Environmentally friendly approach for the fabrication of polyamide thin film nanocomposite membrane with enhanced antifouling and antibacterial properties

Abstract

In this work, we employed an environmentally friendly approach based on plasma enhanced chemical vapour deposition (PECVD) to modify titania nanotubes (TNTs), aiming to obtain better dispersion of nanofillers in polyamide (PA) layer of thin film nanocomposite (TFN) reverse osmosis membrane. Owing to the hydrophilic nature of TNTs, dispersing it homogenously in organic solvent during interfacial polymerization process is difficult to achieve. Therefore, the TNTs are mildly modified by PECVD technique in order to ameliorate its stability in organic solvent.
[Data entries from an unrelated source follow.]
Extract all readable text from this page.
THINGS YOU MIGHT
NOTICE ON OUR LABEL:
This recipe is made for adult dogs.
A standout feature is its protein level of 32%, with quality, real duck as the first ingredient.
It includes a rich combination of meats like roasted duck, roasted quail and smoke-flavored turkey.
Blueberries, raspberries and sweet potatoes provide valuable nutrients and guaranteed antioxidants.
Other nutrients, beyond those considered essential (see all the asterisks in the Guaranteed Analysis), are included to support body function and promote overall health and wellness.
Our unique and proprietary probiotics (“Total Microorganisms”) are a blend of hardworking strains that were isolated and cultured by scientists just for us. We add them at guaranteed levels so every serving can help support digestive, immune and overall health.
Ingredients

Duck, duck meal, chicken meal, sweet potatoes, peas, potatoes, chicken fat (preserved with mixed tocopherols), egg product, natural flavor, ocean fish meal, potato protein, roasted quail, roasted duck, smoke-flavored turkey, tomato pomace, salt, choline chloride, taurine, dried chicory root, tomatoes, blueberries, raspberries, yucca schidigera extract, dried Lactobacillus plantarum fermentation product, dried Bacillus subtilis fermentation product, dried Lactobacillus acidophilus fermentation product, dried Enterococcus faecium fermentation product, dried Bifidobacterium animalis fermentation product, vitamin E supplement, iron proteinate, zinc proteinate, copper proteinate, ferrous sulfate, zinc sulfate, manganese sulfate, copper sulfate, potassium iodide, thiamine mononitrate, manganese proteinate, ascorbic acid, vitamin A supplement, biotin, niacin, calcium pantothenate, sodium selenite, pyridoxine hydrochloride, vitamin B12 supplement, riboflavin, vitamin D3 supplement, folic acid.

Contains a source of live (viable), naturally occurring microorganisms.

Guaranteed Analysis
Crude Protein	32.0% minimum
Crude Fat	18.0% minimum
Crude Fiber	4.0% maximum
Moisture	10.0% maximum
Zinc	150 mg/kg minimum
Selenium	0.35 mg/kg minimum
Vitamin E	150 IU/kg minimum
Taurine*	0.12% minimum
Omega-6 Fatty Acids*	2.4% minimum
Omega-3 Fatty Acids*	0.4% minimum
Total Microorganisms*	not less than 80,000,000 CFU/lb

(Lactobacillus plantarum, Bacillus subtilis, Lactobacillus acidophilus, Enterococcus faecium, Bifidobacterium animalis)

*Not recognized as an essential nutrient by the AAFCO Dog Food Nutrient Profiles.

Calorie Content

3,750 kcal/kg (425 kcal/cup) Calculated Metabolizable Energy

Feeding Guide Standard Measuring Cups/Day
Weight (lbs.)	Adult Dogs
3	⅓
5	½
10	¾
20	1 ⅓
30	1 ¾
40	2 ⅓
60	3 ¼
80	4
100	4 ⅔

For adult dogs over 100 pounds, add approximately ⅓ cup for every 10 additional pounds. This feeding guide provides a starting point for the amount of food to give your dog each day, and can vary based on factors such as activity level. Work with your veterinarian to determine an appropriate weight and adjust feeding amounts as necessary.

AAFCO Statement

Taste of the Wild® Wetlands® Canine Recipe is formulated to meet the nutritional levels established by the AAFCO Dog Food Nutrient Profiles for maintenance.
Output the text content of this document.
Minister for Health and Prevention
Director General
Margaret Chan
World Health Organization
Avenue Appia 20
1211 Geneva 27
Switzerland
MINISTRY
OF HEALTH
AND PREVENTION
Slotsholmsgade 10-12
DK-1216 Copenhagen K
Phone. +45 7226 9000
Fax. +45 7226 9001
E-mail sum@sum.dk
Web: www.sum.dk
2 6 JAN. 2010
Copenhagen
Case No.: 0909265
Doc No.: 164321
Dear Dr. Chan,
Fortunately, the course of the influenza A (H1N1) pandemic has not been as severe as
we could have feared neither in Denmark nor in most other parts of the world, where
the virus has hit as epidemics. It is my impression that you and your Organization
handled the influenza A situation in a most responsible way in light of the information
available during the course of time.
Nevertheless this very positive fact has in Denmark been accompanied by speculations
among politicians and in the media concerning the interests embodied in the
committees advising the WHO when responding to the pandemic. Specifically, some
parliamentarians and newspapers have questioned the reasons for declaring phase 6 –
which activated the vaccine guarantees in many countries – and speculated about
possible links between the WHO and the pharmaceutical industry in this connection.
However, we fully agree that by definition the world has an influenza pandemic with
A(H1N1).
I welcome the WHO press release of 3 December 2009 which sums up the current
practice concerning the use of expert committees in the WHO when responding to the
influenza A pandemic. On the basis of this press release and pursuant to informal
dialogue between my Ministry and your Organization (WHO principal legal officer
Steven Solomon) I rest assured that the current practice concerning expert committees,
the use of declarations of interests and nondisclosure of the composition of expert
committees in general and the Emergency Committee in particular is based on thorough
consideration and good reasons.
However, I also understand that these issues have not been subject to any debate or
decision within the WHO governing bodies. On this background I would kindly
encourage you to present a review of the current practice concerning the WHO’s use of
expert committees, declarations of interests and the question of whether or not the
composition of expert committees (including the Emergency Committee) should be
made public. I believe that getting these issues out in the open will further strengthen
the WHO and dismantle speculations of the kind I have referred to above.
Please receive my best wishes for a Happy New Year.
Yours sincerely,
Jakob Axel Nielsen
Our results showed that depositing thin layer of methyl methacrylate (MMA) on the TNTs surface could enhance its dispersion quality in organic solvent and further improve the properties of PA layer by enhancing membrane water flux by 16% without compromising NaCl rejection. More importantly, the developed TFN membrane showed excellent fouling resistance by recording flux recovery rate of 85.77% compared to 57.94% shown by the control membrane. Its antibacterial property was also obviously better than that of control membrane. Overall, the developed TFN membrane demonstrated good performance stability with respect to NaCl rejection and water permeability and the trace amount of nanofillers detected in the water sample (in the level of µg/L) did not negatively influence the membrane filtration performance.